Hi, I'm sure this is something really basic (but it's my first time). I'm just trying to create a new custom action that sends the selected file(s) to an external command line utility. And it's not working.
So I created a new command, Standard Function. It's a one liner. "magick convert -quality 95 {file} {file|noext}.jpg". Easy peasy right? Convert a file to a JPG. Give it the same name, but the extension should be .jpg.
Then I went into the File Types editor, Images file type group, Context Menu, New, Standard Function, and then just the name of my custom command "makejpg".
Unfortunately it doesn't work. How can I fix this, and/or, enable some kind of debug logging so I can see the output behind the scenes and understand what I'm doing wrong?
If magick is a command line tool, change the command type from Standard Function to MS-DOS Batch Function, which will display any output from the command when it runs.
You can also add @leavedoswindowopen to make the window stay open after the command finishes, to give you a chance to read any error messages.
Thanks, the MS-DOS thing made it work. Another question- when selecting multiple files and launching the command, is it possible to make it launch the command on all selected files simultaneously? Seems like what it's doing now is launching it for each file one at a time sequentially, and waiting ~1 second before launching the next one. Would be nice to use this 12-core CPU I have just waiting around....
Magick couldn't find the files. Use {filepath} instead of {file}.
No need to use DOS mode. Both modes make Magick use all cores, but Standard Function seems to be a bit faster, judging from a quick test (Win11, ImageMagick-7.1.0).
Actually, {file} works fine. No need for {filepath}
Actually, "MS-DOS Batch Function" is the only one out of the four available function types that seems to work. It might be that the other types require additional syntax to run an external command, and I'm kind of a beginner here. Unfortunately it definitely does not use all cores, and definitely runs the commands sequentially like I described. (It also pops up a command.com window, which is kind of unsightly.)
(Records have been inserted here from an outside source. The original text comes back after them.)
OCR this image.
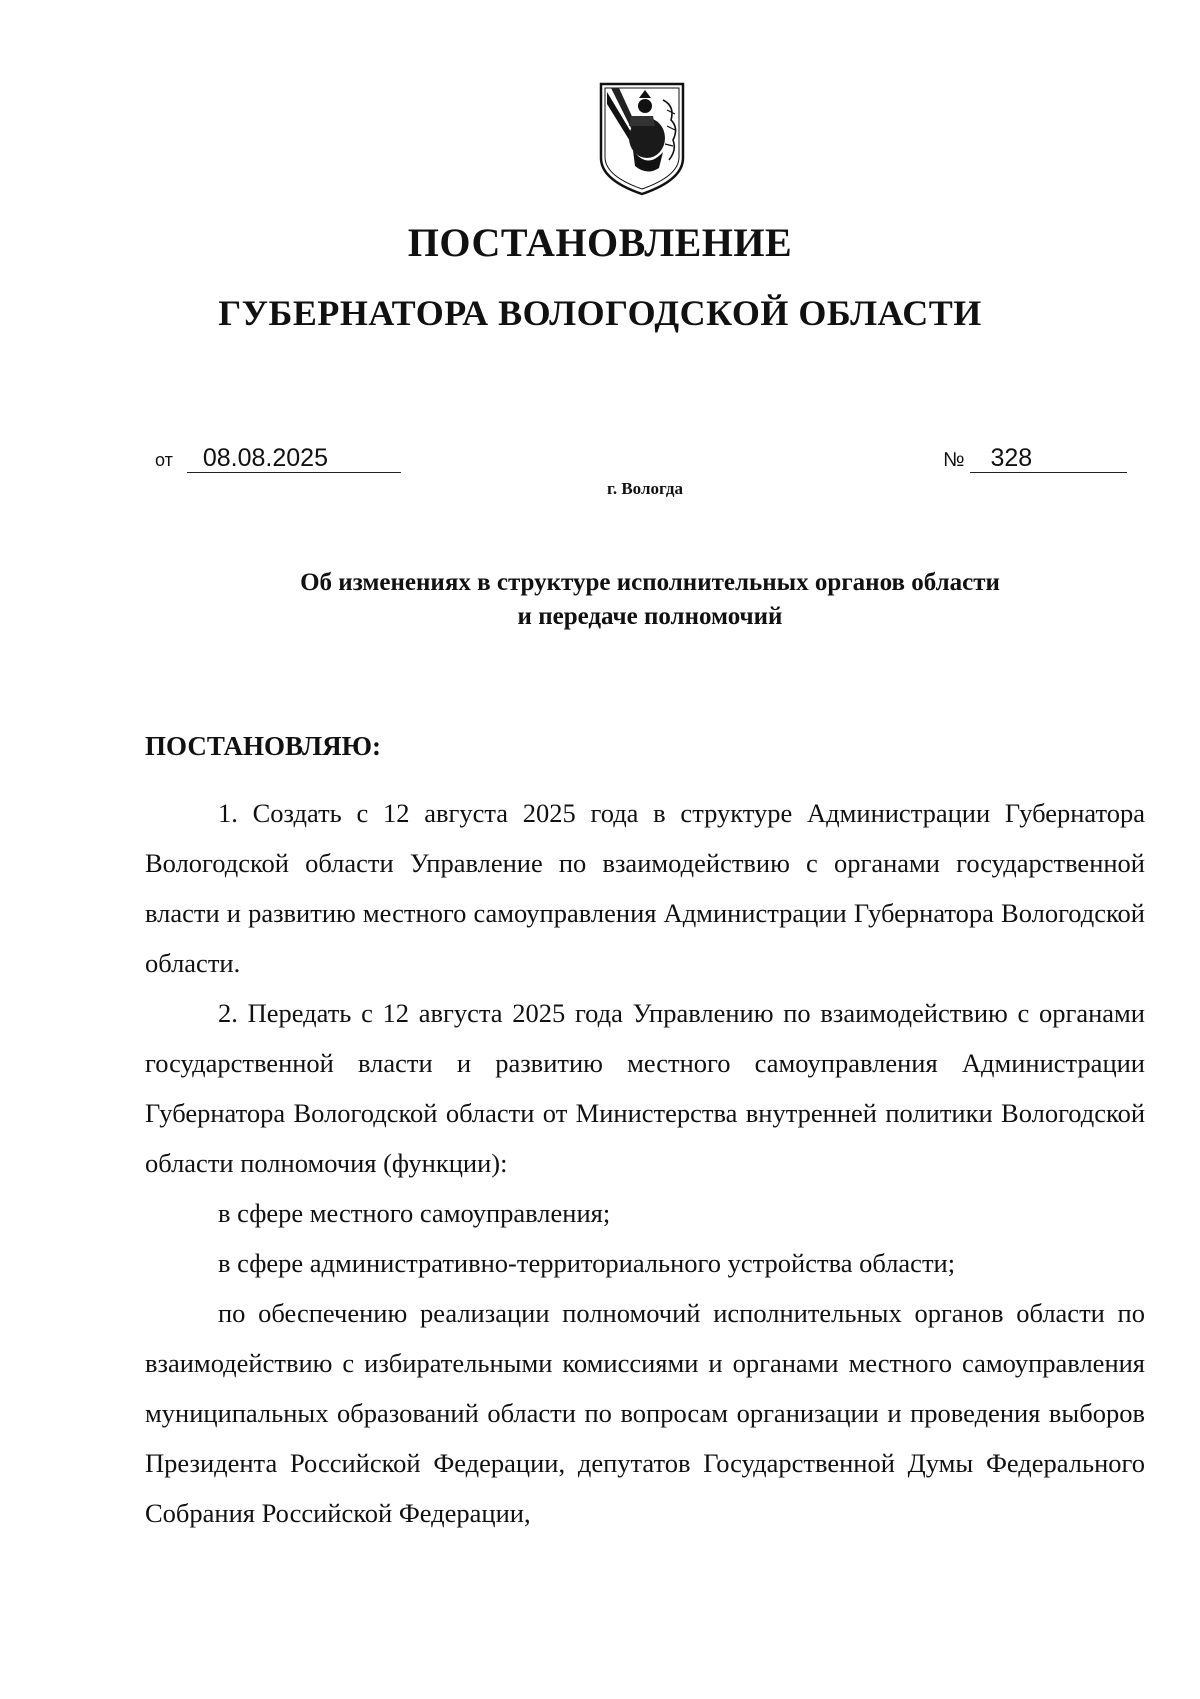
ПОСТАНОВЛЕНИЕ
ГУБЕРНАТОРА ВОЛОГОДСКОЙ ОБЛАСТИ
от 08.08.2025	№ 328
г. Вологда
Об изменениях в структуре исполнительных органов области
и передаче полномочий
ПОСТАНОВЛЯЮ:

1. Создать с 12 августа 2025 года в структуре Администрации Губернатора Вологодской области Управление по взаимодействию с органами государственной власти и развитию местного самоуправления Администрации Губернатора Вологодской области.

2. Передать с 12 августа 2025 года Управлению по взаимодействию с органами государственной власти и развитию местного самоуправления Администрации Губернатора Вологодской области от Министерства внутренней политики Вологодской области полномочия (функции):

в сфере местного самоуправления;

в сфере административно-территориального устройства области;

по обеспечению реализации полномочий исполнительных органов области по взаимодействию с избирательными комиссиями и органами местного самоуправления муниципальных образований области по вопросам организации и проведения выборов Президента Российской Федерации, депутатов Государственной Думы Федерального Собрания Российской Федерации,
So my question remains: how do I configure this custom command so that it a) uses all cores / runs on all files simultaneously when multiple files are selected? And b) how can I hide the MS-DOS window, that would be nice too.
{file) will only work if the command has changed its current directory to where the files are. The CD is set to System32 by default ss it is more secure to run things that way (avoids DLL planting exploits in Windows). Using full paths instead of just names is recommended and also means your button will work in situations like Find Results and Flat View where the files may sll be in different folders.
How many cores are used is up to the program being run. Opus will not run things in parallel automatically. It can run everything in parallel without waiting but then there’s no limit on how many things run at once.
See the @runmode modifier for how to hide DOS windows.
If you use that it won’t wait for the commands to complete but it’ll also be unbounded. If you do something that runs the command once on 1000 files then they’ll all run simultaneously, which may not be what you want, if you were expecting one command per CPU core or thread.